Qualunque sindacato, qualunque forza sociale dovrebbe avere  tutto l’interesse affinché si definiscano presto gli assetti di importanti realtà del territorio al fine di avere interlocuzioni stabili, autorevoli e di prospettiva. L’elezione del nuovo presidente dell’Asi Saro Alescio, non può che essere valutata positivamente sopratutto in questo senso, oltre che ovviamente per le sue competenze ed esperienze personali. Ora si tratta di definire, con altrettanta urgenza, gli assetti del consorzio universitario e della Soaco,  poiché, come e’ ovvio, solo la definizione di assetti stabili e forti, possono permettere il riavvio concreto delle interlocuzioni e delle azioni per la costituzione del quarto polo universitario e chiudere la querelle, piuttosto stucchevole, sulla situazione di stallo dell’aeroporto di Comiso. Infatti,  al di la della propaganda,il problema non e’ quello di incatenarsi o  di scatenarsi, ma quello di dare autorevolezza e credibilità alle interlocuzioni istituzionali che attengono alle competenze esclusive degli organi preposti ad averle. Un po’ di sano pragmatismo nella situazione di grande difficoltà economica, sociale e produttiva, in cui purtroppo versa il territorio, sarebbe certamente salutare. Così come altrettanto importante sarebbe sviluppare un’ampia discussione sulle questioni contrattuali territoriali, principale prerogativa  delle parti sociali, ultimamente non molto praticata nonostante le opportunità a disposizione. Gli ultimi dati sull’andamento dell’economia locale confermano, purtroppo, il persistere di gravi situazioni di crisi, con espulsioni massicce di manodopera e con una contrazione consistente delle occasioni di lavoro, specie per i giovani ad alta scolarizzazione che sempre più sono costretti a lasciare il territorio in cerca di fortuna altrove.

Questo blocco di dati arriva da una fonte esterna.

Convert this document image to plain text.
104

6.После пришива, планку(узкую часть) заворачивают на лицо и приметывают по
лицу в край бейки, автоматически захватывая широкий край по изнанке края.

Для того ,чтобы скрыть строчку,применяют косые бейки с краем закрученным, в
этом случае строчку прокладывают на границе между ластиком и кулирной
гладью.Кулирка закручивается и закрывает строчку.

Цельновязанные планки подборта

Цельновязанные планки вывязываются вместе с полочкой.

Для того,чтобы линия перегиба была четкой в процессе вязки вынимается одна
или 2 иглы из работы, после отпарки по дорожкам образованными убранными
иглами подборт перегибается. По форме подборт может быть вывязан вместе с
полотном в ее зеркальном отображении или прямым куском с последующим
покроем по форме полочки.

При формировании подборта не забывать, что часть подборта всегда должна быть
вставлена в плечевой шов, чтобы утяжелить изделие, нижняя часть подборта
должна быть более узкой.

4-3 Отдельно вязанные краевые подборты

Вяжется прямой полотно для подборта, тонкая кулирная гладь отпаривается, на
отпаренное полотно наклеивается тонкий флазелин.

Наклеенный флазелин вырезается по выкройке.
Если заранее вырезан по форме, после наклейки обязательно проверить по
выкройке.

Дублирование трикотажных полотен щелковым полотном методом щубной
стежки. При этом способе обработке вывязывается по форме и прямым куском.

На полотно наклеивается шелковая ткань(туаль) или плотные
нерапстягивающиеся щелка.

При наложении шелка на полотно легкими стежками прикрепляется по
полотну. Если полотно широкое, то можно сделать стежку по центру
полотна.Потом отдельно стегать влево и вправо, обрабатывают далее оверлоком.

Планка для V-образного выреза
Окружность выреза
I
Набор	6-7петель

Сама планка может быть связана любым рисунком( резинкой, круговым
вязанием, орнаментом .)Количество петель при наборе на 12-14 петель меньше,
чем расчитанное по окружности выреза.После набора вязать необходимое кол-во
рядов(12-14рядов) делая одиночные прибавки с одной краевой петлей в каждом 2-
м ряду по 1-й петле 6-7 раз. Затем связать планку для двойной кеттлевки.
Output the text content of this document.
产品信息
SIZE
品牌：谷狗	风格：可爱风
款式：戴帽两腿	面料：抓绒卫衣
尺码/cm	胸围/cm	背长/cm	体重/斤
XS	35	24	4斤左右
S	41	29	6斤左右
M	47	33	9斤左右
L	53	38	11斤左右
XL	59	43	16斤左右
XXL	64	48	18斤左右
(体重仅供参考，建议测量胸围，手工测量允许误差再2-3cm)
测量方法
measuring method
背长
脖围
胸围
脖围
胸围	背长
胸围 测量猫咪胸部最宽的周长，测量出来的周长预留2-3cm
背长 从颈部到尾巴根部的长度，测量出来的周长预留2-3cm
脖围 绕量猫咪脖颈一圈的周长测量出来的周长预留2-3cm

E’ pertanto indispensabile rilanciare il confronto tra i sindacati , con le istituzioni locali e associazioni datoriali , per l’applicazione sul territorio della provincia di tutti gli strumenti di flessibilità contrattuale, già previsti dall’accordo nazionale del gennaio 2009 per le aree di crisi e incredibilmente mai applicati sul territorio, che permettano al nostro sistema di piccole e medie imprese  di sopravvivere salvaguardando i livelli occupazionali, specie in tutte quelle imprese, ma non solo, che hanno già usufruito dell’utilizzo di ammortizzatori sociali ormai in scadenza.